Ogilvie Transistorsides, long-exiled from his roof-top garrett in the center of that hustle-bustle, that queer and dancing turnstile of a city–Bohemia–longed for a far off day when the birds would stop their singing. On a cold day, driving the blighters indoors, the noise was almost bearable. Still, though, he filled his ears with tongue-twisters and chinese puzzle boxes. Ogilvie Transistorsides had been to the opera once. Had heard that famed lady plumb the depths of her glottals and grackles. Even so, blowing smoke painfully out of one eardrum and sucking on his baleen pipe, Ogilvie Transistorsides didn’t know how much longer he could live in his caramel-colored (and flavored) teepee. It was lovely in there, with the hookah and the curvy throw pillows amongst which a score (at least!) of curly maids might cordially and intimately acquaint themselves with Ogilvie Transistorsides shattered and lonely frame.

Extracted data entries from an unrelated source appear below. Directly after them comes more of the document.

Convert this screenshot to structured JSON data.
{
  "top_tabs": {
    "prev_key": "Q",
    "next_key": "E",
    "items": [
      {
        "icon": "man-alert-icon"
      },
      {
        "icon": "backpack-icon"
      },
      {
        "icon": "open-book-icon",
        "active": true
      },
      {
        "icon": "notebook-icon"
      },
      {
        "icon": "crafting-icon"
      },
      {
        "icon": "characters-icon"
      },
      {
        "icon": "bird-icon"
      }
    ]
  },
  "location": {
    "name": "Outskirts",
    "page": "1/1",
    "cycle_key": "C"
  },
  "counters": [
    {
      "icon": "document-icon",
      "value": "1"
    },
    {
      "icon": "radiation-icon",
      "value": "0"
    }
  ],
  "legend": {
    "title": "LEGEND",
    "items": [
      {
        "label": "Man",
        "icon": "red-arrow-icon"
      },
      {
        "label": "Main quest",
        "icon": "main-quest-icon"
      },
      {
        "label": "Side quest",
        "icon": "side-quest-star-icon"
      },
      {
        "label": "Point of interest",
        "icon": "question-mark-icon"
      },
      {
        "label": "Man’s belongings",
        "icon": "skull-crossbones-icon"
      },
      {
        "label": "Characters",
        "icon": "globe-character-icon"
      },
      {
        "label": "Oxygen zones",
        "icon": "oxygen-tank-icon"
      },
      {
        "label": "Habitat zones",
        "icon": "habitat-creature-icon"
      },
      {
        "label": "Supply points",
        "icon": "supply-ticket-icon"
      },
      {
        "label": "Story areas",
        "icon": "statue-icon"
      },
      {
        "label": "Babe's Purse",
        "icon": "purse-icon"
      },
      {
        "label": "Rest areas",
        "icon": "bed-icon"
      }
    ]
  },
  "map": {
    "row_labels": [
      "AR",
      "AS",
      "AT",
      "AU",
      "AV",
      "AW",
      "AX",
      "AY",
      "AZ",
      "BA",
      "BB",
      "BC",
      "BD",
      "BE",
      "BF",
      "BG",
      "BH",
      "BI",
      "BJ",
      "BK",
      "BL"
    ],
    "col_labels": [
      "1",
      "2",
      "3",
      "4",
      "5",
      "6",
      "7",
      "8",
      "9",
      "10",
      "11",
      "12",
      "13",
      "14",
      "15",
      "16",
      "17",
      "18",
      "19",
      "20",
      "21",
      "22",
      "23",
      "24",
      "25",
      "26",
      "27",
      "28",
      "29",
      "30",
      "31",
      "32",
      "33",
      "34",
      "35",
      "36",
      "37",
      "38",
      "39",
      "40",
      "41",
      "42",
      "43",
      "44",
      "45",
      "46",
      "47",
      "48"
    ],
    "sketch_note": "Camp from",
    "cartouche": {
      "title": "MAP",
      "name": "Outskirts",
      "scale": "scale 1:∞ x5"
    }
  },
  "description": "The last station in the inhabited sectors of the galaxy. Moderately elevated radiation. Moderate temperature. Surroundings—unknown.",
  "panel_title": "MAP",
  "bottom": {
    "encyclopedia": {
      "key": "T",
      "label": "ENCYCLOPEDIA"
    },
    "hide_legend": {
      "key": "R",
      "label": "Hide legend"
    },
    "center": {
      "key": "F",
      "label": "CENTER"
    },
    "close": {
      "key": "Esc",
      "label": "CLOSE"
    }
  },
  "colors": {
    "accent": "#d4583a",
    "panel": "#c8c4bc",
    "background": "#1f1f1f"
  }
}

Alas, the curly maidens had not yet descended upon this humming and paradisiacal spot. Perhaps they had not noticed his ad in the Daily Gnat.
Hookahs AND pillows await!
Contact O. Transistorsides for DETAILS
Ph. 213452 & 3/8
(No flappers please!)
Underlying the stench of birdsong which permeated all and indeed every light fixture and cranny, there was a dread and unyielding hum. This hum–which at one time Ogilvie Transistorsides thought that he had sourced at the barbershop quartet just 20 yards sou’southwest; a well-lobbed potato had eliminated that theory, just as, years before, six quarts of orange jello and an onion had dispelled another eroneous assumption–would be the death of him, or at least the dearth of him, he swore. Twisting in agony upon his sumptuously embroidered pillows, while simultaneously admiring the tacky yet quaintly charming string of paperdolls strung along the apex of his tipi, Ogilvie Transistorsides pondered his (relatively) short existence and what strange circumstances had brought him to this pass…
Five days prior to the death of his Illustriousness Lord Hyram ParSnickety and his entire cadre of curvy (and curly!) concubines aboard the floating (and flaming) deathtrap that was Nimrod’s Ski Lodge, Ogilvie Transistorsides appeared on the scene, to the slight discomfiture and inconveniencing of his mother, who had been planning a rousing game of whist for that very afternoon. She was a woman who loved her whist. Ogilvie Transistorsides’ father, Poncy, liked to remark to the greengrocer that his son’s instincts for calamitous interruptions was second to none. Unparalleled, in point of fact. Indeed, Etheldreda Taup had just laid out the tea cakes when Ogilvie Transistorsides announced his imminent arrival. Needless to say, (though I say it anyway) Mrs. Poncy Transistorsides was a trifle put out and vowed never to let Ogilvie Transistorsides (or his FATHER!) inconvenience her in suchlike manner ever again. Not so difficult for the Transistorsides the Younger, but his father slowly withered in the face of maternal dismissal. Ogilvie Transistorsides (a carefree youth, to be sure) merely played with his Bunny Wunnikins and Toy Boat Tug-Boat Tim, blithely unaware of his parents’ ever increasing drang.